Hacker News new | ask | show | jobs
by high_byte 1832 days ago
cool. although I think with 4mb window it would be more efficient. 100mb seems excessive, then I assume you wouldn't need a sliding window. (if it works well enough for 100mb)
1 comments

the problem happens with any fixed window spacing regardless of the block size.

If you create a block every Xmb... inserting a single byte at the beginning of the file will change every subsequent block.

You're technically speaking wrong, but I'm sure the author doesn't want to reimplement block storage devices... So the spirit of the message is probably correct
Oh I'm not talking about disks... this is based on how SnowFS (the library for this project) splits up big files into chunks:

https://github.com/Snowtrack/SnowFS/blob/main/src/common.ts#...

The intent is a simple form of delta encoding, the hope is that many chunks will be common between two versions.

I should clarify this. The 100 MB window in SnowFS is currently unrelated to compression as it is only used to compare if a block changed. Each block gets a hash. This is a fallback used for some file formats where the mtime timestamp cannot be trusted.
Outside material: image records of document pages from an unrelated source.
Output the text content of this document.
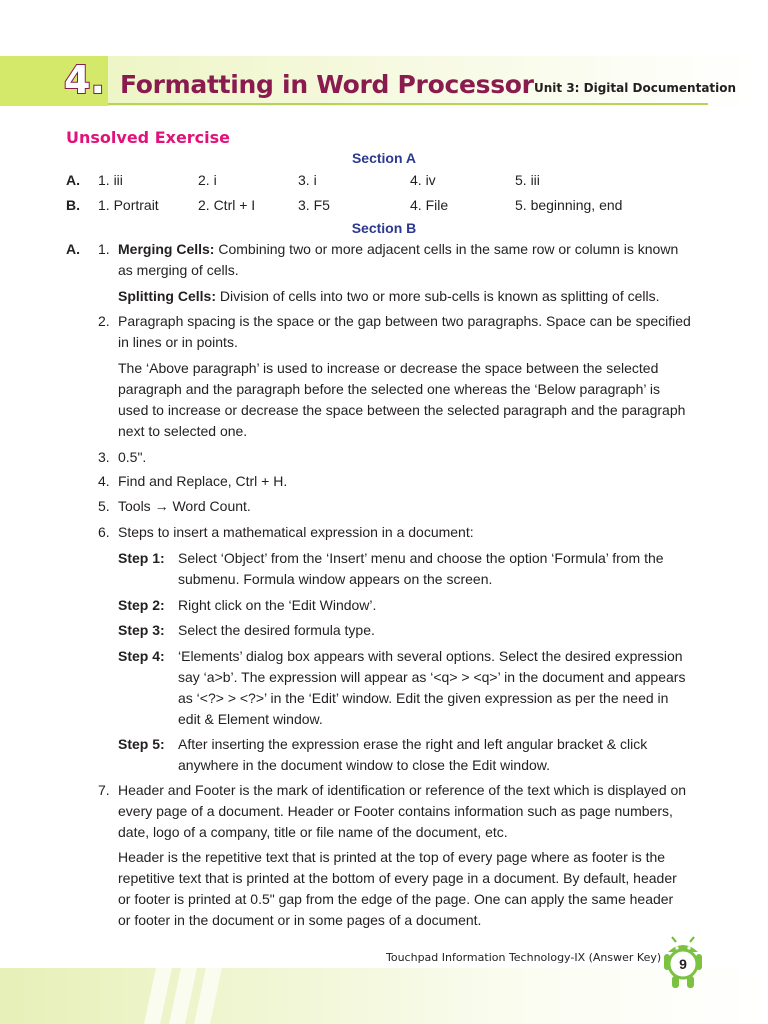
4. Formatting in Word Processor Unit 3: Digital Documentation
Unsolved Exercise
Section A
A. 1. iii	2. i	3. i	4. iv	5. iii
B. 1. Portrait	2. Ctrl + I	3. F5	4. File	5. beginning, end
Section B
A. 1. Merging Cells: Combining two or more adjacent cells in the same row or column is known
as merging of cells.
Splitting Cells: Division of cells into two or more sub-cells is known as splitting of cells.
2. Paragraph spacing is the space or the gap between two paragraphs. Space can be specified
in lines or in points.
The ‘Above paragraph’ is used to increase or decrease the space between the selected
paragraph and the paragraph before the selected one whereas the ‘Below paragraph’ is
used to increase or decrease the space between the selected paragraph and the paragraph
next to selected one.
3. 0.5".
4. Find and Replace, Ctrl + H.
5. Tools → Word Count.
6. Steps to insert a mathematical expression in a document:
Step 1: Select ‘Object’ from the ‘Insert’ menu and choose the option ‘Formula’ from the
submenu. Formula window appears on the screen.
Step 2: Right click on the ‘Edit Window’.
Step 3: Select the desired formula type.
Step 4: ‘Elements’ dialog box appears with several options. Select the desired expression
say ‘a>b’. The expression will appear as ‘<q> > <q>’ in the document and appears
as ‘<?> > <?>’ in the ‘Edit’ window. Edit the given expression as per the need in
edit & Element window.
Step 5: After inserting the expression erase the right and left angular bracket & click
anywhere in the document window to close the Edit window.
7. Header and Footer is the mark of identification or reference of the text which is displayed on
every page of a document. Header or Footer contains information such as page numbers,
date, logo of a company, title or file name of the document, etc.
Header is the repetitive text that is printed at the top of every page where as footer is the
repetitive text that is printed at the bottom of every page in a document. By default, header
or footer is printed at 0.5" gap from the edge of the page. One can apply the same header
or footer in the document or in some pages of a document.
Touchpad Information Technology-IX (Answer Key) 9
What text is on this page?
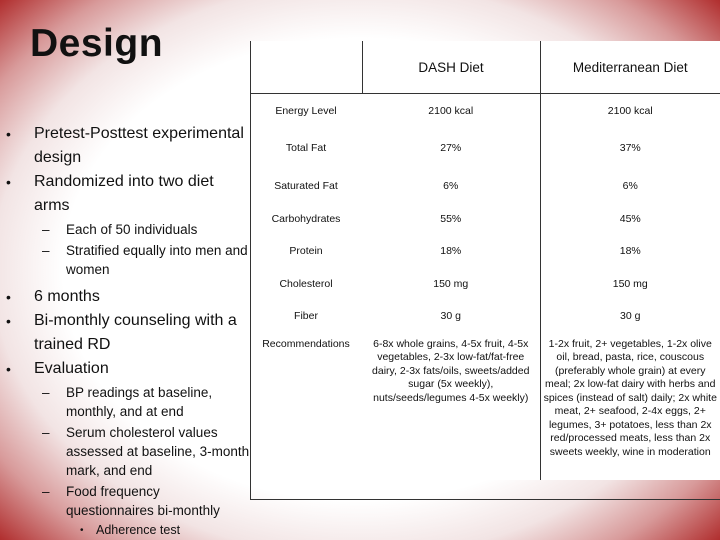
Design
• Pretest-Posttest experimental design
• Randomized into two diet arms
– Each of 50 individuals
– Stratified equally into men and women
• 6 months
• Bi-monthly counseling with a trained RD
• Evaluation
– BP readings at baseline, monthly, and at end
– Serum cholesterol values assessed at baseline, 3-month mark, and end
– Food frequency questionnaires bi-monthly
• Adherence test
	DASH Diet	Mediterranean Diet
Energy Level	2100 kcal	2100 kcal
Total Fat	27%	37%
Saturated Fat	6%	6%
Carbohydrates	55%	45%
Protein	18%	18%
Cholesterol	150 mg	150 mg
Fiber	30 g	30 g
Recommendations	6-8x whole grains, 4-5x fruit, 4-5x vegetables, 2-3x low-fat/fat-free dairy, 2-3x fats/oils, sweets/added sugar (5x weekly), nuts/seeds/legumes 4-5x weekly)	1-2x fruit, 2+ vegetables, 1-2x olive oil, bread, pasta, rice, couscous (preferably whole grain) at every meal; 2x low-fat dairy with herbs and spices (instead of salt) daily; 2x white meat, 2+ seafood, 2-4x eggs, 2+ legumes, 3+ potatoes, less than 2x red/processed meats, less than 2x sweets weekly, wine in moderation
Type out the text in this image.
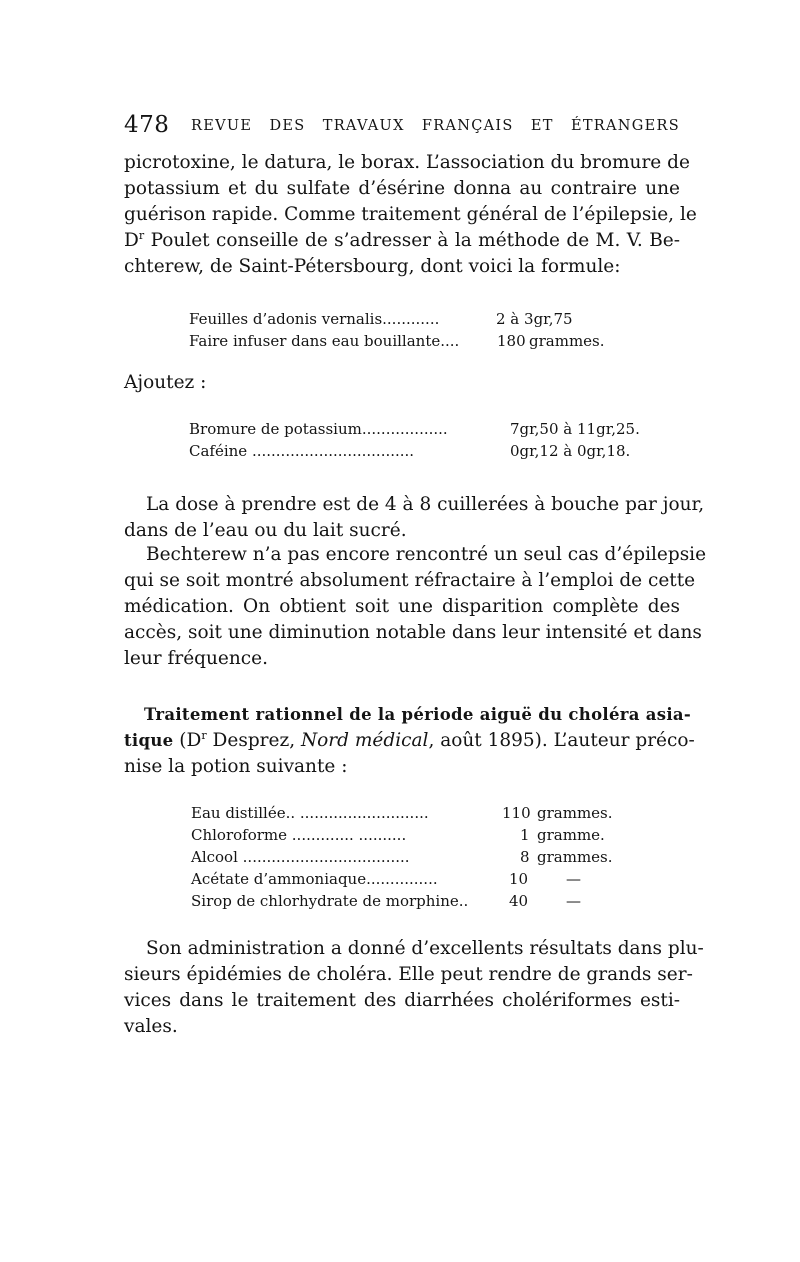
478 REVUE DES TRAVAUX FRANÇAIS ET ÉTRANGERS
picrotoxine, le datura, le borax. L’association du bromure de
potassium et du sulfate d’ésérine donna au contraire une
guérison rapide. Comme traitement général de l’épilepsie, le
$D^r$ Poulet conseille de s’adresser à la méthode de M. V. Be-
chterew, de Saint-Pétersbourg, dont voici la formule:
Feuilles d’adonis vernalis............	2 à 3gr,75
Faire infuser dans eau bouillante....	180 grammes.
Ajoutez :
Bromure de potassium..................	7gr,50 à 11gr,25.
Caféine ..................................	0gr,12 à 0gr,18.
La dose à prendre est de 4 à 8 cuillerées à bouche par jour,
dans de l’eau ou du lait sucré.
Bechterew n’a pas encore rencontré un seul cas d’épilepsie
qui se soit montré absolument réfractaire à l’emploi de cette
médication. On obtient soit une disparition complète des
accès, soit une diminution notable dans leur intensité et dans
leur fréquence.
Traitement rationnel de la période aiguë du choléra asia-
tique ($D^r$ Desprez, Nord médical, août 1895). L’auteur préco-
nise la potion suivante :
Eau distillée.. ...........................	110 grammes.
Chloroforme ............. ..........	1 gramme.
Alcool ...................................	8 grammes.
Acétate d’ammoniaque...............	10	—
Sirop de chlorhydrate de morphine..	40	—
Son administration a donné d’excellents résultats dans plu-
sieurs épidémies de choléra. Elle peut rendre de grands ser-
vices dans le traitement des diarrhées cholériformes esti-
vales.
Some files have a change in the first block e.g. 100 MB and that is faster to compare than an entire 8GB file. But this window size is dynamic and can be changed and used for compression in the future
Ahh this is my bad. For some reason I assumed the blocks were part of the storage scheme, but I see they only are used to compute hash, and that the whole file is added to zip. Sorry for the misunderstanding!